The first is that we must do work that is meaningful and makes a difference. We want to create big businesses that operate at scale in large markets where we can make a tangible difference. This is why Tend ticks such a big box for us.

The second – and probably the most important – is that we will only ever work with people who we enjoy working with, can learn from and where there is mutual respect.

Lastly, our focus will continue to be on New Zealand, as we have no desire to move our family overseas.”


For Vicelich, success is all about purpose and people. “I’m passionate about making a difference and making life
easier for people, leveraging tech and data. We all have so much choice, so why you do what you do is important.

Our children are growing up in an era of transparency, that’s their expectation. My children are already more deliberate than me about the choices they make, and corporates need to understand the link between purpose and people. Purpose is not a nice to have – people demand it.”


“For me,” says Valintine, “purpose is all about positive impact. My legacy has to mean something. I like working, and I want to be proud of my contribution.


WHAT ONE MESSAGE WOULD YOU SEND OUR READERS?

“What we’re experiencing now is the most rapid advance of technology we’ve ever seen,” says Valintine.

“Covid is doing everything to speed up digital adoption rates. There has been a massive reset, and people are imagining new business and economic models every day. People are re-inventing how they see the future. Priorities have changed. Business is increasingly seen through the lens of impact, sustainability, responsiveness to changing customer expectations and technological adoption.

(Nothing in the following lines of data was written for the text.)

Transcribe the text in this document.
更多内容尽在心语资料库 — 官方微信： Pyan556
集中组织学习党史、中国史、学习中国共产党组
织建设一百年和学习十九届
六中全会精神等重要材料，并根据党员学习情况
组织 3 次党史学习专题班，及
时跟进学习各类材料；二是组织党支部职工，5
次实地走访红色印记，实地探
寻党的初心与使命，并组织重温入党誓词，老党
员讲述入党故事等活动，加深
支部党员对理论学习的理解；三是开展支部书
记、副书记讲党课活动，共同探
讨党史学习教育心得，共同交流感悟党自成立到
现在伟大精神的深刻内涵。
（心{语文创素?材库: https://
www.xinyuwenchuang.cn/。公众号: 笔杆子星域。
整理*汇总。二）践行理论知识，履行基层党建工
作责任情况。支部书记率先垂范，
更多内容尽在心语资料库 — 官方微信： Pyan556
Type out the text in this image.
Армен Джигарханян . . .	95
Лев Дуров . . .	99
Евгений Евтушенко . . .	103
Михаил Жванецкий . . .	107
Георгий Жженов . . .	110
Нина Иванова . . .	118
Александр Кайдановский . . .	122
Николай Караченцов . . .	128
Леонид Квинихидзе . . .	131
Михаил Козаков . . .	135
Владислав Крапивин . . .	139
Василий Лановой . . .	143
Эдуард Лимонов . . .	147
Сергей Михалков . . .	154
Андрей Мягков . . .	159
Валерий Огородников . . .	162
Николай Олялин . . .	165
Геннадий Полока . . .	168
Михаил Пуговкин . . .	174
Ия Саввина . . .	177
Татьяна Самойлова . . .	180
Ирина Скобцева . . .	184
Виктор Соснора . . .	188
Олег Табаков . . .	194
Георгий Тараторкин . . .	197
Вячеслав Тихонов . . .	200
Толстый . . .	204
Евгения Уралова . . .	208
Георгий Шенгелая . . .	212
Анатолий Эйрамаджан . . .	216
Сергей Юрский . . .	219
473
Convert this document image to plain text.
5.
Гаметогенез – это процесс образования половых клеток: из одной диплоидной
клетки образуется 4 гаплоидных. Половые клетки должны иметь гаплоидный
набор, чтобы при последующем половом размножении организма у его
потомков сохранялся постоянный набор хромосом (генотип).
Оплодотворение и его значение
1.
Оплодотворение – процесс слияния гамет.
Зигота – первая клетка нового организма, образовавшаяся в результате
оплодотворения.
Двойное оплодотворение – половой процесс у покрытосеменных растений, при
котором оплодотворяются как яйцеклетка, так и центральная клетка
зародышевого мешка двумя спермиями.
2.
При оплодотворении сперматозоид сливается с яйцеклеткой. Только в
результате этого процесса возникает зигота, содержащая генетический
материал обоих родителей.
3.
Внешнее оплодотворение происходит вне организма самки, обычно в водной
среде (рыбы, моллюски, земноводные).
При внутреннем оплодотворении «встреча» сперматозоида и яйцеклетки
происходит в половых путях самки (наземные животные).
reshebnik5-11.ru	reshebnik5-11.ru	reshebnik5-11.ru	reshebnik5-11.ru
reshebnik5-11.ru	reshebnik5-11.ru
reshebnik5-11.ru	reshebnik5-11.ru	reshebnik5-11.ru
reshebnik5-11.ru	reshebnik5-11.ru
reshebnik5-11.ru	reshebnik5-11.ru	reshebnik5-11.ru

“In New Zealand we have two massive reliances. First, we rely on our industries staying the same – we’re not seeing
the emergence of many new sectors, even though technology has been a massive catalyst of progress and development of new industries.

Second, we’re highly reliant on imported specialist talent. Data shows that the top 10% of talent in our country
were generally born and educated offshore. We need to develo pour own domestic pipeline of highly skilled professionals who understand the significant benefits of adopting technology. We need to learn how algorithms, data, sensors and automation are a core part of business today and tomorrow.”


Robinson echoes the theme of change. “New Zealand is changing, and we need to embrace that change. I’m hoping corporates will look to move to a 50/50 representation of women on boards and that they encourage and embrace this change.

“Businesses also need to be prepared for ongoing change postpandemic and that their employees will want to continue working in ways that suit them, offering a suite of work environments rather than the traditional one-size-fits-all that is quickly dying. It’s no longer cool to be the first one at work
and the last one to leave.”


Vicelich also urges us to embrace change, and to “be the change you wish to see. For many corporates, they have a lot of success and are in a comfortable position, usually. But the world is changing, and it needs entrepreneurs, innovators, and transformation.


“My advice is to embrace change, embrace diversity and look to the future. Make decisions faster to be part of change. Better never stops, and we always ask ourselves ‘now what can we do? How do we make it better?’ Embrace change, understand the problems your customer has, and solve them better than ever before. Recognising that the future is ours to create.